HYROK, Edition Spéciale

13 décembre 2010

Les histoires d’amour finissent bien en général, jugez plutôt : Ayant cet automne sauvé des eaux Louison Rascoli, Violette Vance (dite Vio), Hope Rascoli-Vance et Luciolo Badalamenti, valeureux protagonistes de HYROK — roman édité par la maison Léo Scheer du 18 septembre 2009 au 29 septembre 2010 —, j’ai tout loisir désormais de faire ce que bon me semble de ces personnages, de cet ouvrage déjà « culte » selon certains nez creux — très en avance sur leur temps, est-il utile de le préciser. J’en ai récupéré 67 exemplaires neufs et fringants, de ce pavé. On dit « racheter le stock ». C’est très émouvant d’avoir cette petite montagne de cellulose à la maison, d’entendre ces respirations, ces petits cris étouffés, ces étranges retrouvailles (parfois ça me réveille la nuit). A quoi vais-je maintenant les destiner ? vers quel horizon ?
Je pourrais couler tout ça dans du polyméthacrylate de méthyle, en faire un pouf design, un hyroking-chair, symbole tranquille d’un désastre éditorial (où, je le rappelle pour ceux qui n’auraient pas suivi, on a tenté de vendre le premier livre d’un inconnu sans attachée de presse, sans promotion d’aucune sorte, sans s’en occuper ; en somme : dans le silence navré des limbes ; ce qui est difficile — et c’est un euphémisme). Mais j’ai des doutes sur l’innocuité du plastique (voir post précédent).
Je pourrais en faire des confettis pour l’An Nouveau, joyeuse poussière, faire table rase de cette affaire, repartir « sur de bonnes bases coco ». Mais la petite Vio en hachis Parmentier ça ne me plaît guère — à elle non plus, déjà qu’avec le « pilon » des « retours » elle hurlait comme une sirène belge ! Non, pas les confettis alors. Promis, tite Vio.
Je pourrais en faire une tapisserie géante, ou mille abat-jour (sans « s » à jour, bien sûr), faire danser ce petit monde dans la lumière en attendant la suite de HYROK (je n’ai pas de date mais c’est prévu) ; ce serait déjà plus pertinent. Le jeu avec lumière.
Je pourrais aussi donner suite aux demandes incessantes — au harcèlement — des vingt-trois éditeurs qui me cassent les dattes depuis le matin du 30 septembre pour rééditer ce « chef-d’oeuvre » dans des conditions « fantastiques ! idéales ! sans précédent, monsieur ! Vous allez voir ! ». En profiter pour leur demander 35% sur les ventes (énormes, on n’en doute pas un instant), plutôt que 10.

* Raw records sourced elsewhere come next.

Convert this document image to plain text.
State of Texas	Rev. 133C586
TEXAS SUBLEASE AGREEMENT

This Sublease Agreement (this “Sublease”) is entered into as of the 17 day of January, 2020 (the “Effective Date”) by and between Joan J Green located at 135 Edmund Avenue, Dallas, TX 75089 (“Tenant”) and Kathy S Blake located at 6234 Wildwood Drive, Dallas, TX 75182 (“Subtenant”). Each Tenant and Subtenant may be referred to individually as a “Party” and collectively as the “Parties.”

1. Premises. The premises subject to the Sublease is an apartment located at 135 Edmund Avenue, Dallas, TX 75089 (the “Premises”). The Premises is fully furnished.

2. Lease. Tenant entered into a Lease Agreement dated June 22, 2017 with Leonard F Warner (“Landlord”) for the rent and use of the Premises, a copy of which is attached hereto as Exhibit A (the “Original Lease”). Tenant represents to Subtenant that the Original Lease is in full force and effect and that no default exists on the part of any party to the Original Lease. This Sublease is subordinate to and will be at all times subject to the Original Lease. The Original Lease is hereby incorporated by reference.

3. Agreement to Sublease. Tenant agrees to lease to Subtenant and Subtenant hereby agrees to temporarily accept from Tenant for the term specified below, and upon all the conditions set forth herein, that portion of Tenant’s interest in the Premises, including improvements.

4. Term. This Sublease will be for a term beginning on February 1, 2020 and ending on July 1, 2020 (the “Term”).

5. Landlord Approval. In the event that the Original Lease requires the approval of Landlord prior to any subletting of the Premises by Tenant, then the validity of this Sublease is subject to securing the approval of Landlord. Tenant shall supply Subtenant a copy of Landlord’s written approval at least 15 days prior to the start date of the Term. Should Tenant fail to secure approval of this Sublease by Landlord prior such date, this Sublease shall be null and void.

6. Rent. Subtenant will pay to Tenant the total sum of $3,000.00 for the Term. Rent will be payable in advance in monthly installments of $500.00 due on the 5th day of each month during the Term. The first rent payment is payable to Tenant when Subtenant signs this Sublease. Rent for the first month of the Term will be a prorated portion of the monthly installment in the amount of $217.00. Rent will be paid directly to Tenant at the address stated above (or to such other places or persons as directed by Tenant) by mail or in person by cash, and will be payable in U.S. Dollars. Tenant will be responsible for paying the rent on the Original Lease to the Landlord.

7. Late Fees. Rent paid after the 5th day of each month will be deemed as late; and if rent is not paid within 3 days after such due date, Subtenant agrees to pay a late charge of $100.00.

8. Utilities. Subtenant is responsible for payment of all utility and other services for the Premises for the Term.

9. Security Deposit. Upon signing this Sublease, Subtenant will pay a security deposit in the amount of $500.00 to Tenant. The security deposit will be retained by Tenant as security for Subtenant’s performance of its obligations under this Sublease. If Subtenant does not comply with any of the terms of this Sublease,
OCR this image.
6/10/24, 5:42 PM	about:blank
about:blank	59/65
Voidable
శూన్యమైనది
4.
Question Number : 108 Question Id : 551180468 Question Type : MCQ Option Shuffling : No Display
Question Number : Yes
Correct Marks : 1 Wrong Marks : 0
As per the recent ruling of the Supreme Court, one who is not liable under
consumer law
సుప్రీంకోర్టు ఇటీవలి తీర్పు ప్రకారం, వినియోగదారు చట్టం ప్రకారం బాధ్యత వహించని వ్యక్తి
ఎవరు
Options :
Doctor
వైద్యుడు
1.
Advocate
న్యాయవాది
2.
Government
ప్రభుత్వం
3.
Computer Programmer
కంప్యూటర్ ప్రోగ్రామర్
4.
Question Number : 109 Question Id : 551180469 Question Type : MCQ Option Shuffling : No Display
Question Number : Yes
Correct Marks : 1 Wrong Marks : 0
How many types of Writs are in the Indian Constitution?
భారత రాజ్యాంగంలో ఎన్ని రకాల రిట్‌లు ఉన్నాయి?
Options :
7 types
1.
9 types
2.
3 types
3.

Mais non. C’est trop tôt. (Et les enchères ne sont pas assez intéressantes ; voyons Messieurs, vous n’y êtes guère…)

Pour l’heure, je vais me contenter de mettre en vente 50 exemplaires numérotés de ce que j’ai pu sauver de cette première édition. Avec mes petits muscles et mes dix doigts glacés. Au prix de vingt-cinq euros l’unité, envoi compris (en France, courrier normal), et selon le protocole suivant :

– dédicace personnalisée en page de garde ;
– timbre à sec bas-relief de mon logo et signature ;
– numérotation croissante 1 à 50 « Collector » ;
– ajout de la mention « jusqu’au 29 septembre 2010  » suivie d’un paraphe NLR, à la suite des mots Editions Léo Scheer en couverture. (Procédé qui évite le fastidieux, assez laid, et surtout devenu inutile « caviardage du nom de l’éditeur » — secret de Polichinelle à l’heure du web…)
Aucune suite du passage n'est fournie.